Bomb kills Al Arabiya correspondent in Yemen port city
A car bomb killed Mohammed Aydah in Mukalla, deepening fears for Yemen’s reporters after warnings, threats and years of impunity.

A bomb planted in Mohammed Aydah’s car killed the Al Arabiya correspondent in Mukalla, Yemen, on June 24, leaving one of the region’s best-known broadcasters mourning a reporter who also worked for Al Hadath. The explosion hit the port city in Hadhramout governorate and destroyed the vehicle, turning a routine trip into a targeted killing.
The International Federation of Journalists joined the Yemeni Journalists’ Syndicate in demanding an independent and prompt investigation, and said security sources cited by the syndicate indicated that Aydah had received threats in the previous weeks. Al Arabiya said Mukalla security authorities had warned him about a threat to his life about a month before he was killed. No group has claimed responsibility.
The attack immediately raised questions about who controls security in Mukalla and how much protection journalists can expect in a city where armed influence has shifted repeatedly over the course of Yemen’s war. The Southern Transitional Council, which controls Mukalla, condemned the killing and said the city and the wider Hadramout coast were again vulnerable to terrorist activity. The statement underscored the uneasy reality in eastern Yemen, where local authorities, armed groups and outside backers still compete for influence.
Aydah’s death also carried a broader warning for the country’s press corps. The IFJ said he had previously been forced to flee Sana’a after the de facto authorities there pursued him and besieged his workplace, a sign that danger for reporters in Yemen is not limited to one front line or one governing faction. The federation said Aydah was the first journalist killed in Yemen in 2026.

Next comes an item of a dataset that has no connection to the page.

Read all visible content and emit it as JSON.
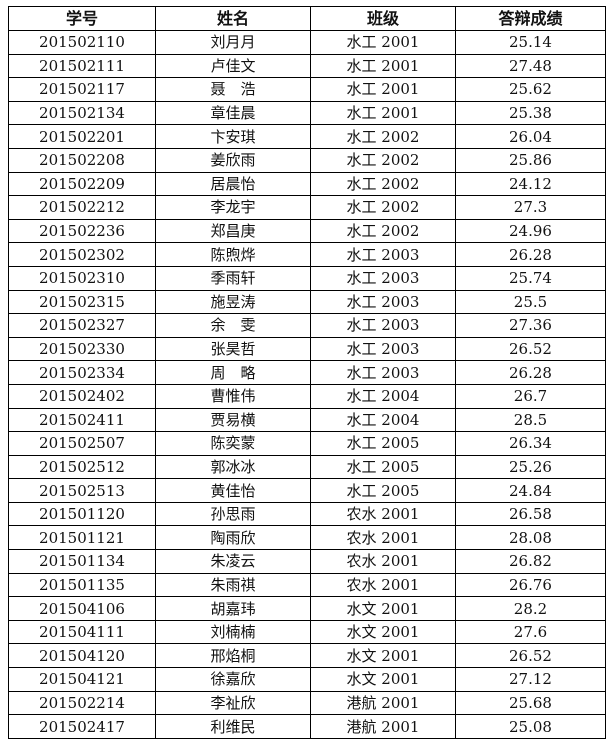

Mukalla has long been a flashpoint. AQAP held the city until UAE-backed forces recaptured it in April 2016, and the old battle left behind a security landscape that still appears fragile. Aydah’s killing on the south-eastern coast, in a city of strategic value, puts renewed focus on whether local reporters are being systematically exposed to violence while foreign attention on Yemen has faded.

The case also fits a pattern that international monitors have repeatedly described as impunity. In a World Press Freedom Day message this year, UN Secretary-General António Guterres said 85% of crimes against journalists go uninvestigated and unpunished. In Yemen, where one journalist was killed by a car bomb and no suspect has been named publicly, that statistic feels less like a warning than a forecast.